As district attorney, Martinez successfully prosecuted and convicted the killer of 22-year-old college student Katie Sepich, after whom “Katie’s Law” is named. Martinez fought hard to pass the legislation, which requires a DNA sample to be taken from anyone arrested for a violent felony in New Mexico. After taking office as governor, she made it a top priority to expand “Katie’s Law” to require a DNA sample for all felony arrests. The expansion passed through the legislature with large bipartisan support and was signed into law by Governor Martinez in April 2011. Governor Martinez filed an amicus brief with the United States Supreme Court when “Katie’s Law” was challenged. The Court agreed with Governor Martinez and upheld the law, ruling that “Katie’s Law” is consistent with the 4th Amendment of the United States Constitution, likening the DNA collections upon arrest as a 21st century version of fingerprinting.

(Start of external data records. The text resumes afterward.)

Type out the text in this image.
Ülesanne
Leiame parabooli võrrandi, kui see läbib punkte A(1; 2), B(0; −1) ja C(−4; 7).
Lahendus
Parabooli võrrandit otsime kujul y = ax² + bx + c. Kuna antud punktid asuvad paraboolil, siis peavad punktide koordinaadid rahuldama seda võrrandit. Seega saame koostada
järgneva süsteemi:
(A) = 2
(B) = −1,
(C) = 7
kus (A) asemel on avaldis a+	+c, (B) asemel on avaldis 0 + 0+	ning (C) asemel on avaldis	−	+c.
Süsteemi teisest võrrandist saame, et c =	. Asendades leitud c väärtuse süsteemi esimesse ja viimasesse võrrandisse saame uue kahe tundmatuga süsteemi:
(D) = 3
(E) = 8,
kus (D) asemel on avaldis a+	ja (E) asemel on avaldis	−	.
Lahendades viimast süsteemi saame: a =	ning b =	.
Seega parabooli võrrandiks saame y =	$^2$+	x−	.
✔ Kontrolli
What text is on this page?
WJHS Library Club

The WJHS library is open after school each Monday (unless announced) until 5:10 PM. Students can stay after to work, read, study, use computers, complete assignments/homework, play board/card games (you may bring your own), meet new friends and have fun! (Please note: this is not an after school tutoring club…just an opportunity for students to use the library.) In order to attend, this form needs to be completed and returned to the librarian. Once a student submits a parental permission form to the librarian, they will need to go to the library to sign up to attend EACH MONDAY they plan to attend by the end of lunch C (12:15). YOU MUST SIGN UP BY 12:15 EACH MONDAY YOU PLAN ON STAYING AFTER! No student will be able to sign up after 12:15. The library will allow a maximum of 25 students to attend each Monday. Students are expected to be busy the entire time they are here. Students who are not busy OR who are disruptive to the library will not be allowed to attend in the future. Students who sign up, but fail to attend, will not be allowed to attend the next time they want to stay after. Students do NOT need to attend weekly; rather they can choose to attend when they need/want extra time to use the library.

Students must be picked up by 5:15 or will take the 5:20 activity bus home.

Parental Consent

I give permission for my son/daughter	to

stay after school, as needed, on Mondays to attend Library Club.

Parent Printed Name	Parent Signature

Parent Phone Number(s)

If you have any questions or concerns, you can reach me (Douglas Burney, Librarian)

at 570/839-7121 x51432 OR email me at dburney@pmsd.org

Martinez comes from a hard-working, middle class family. Her father and mother started a security guard business with very little in their pockets, building their business with Susana’s mother doing paperwork in the family kitchen and Susana working as a security guard while attending college during the day. Martinez was born and raised in the Rio Grande Valley and has made Las Cruces her home since the 1980s. She earned her bachelor’s degree from the University of Texas at El Paso and later earned her law degree from the University of Oklahoma School of Law.

Her husband, Chuck Franco, concluded his three-decade career in law enforcement serving as the Doña Ana County undersheriff. Her stepson Carlo is a veteran of the United States Navy’s special operations and is currently a student at the University of New Mexico and working with the city of Albuquerque. Martinez is also caretaker to her older sister Lettie, who has cerebral palsy and is developmentally disabled.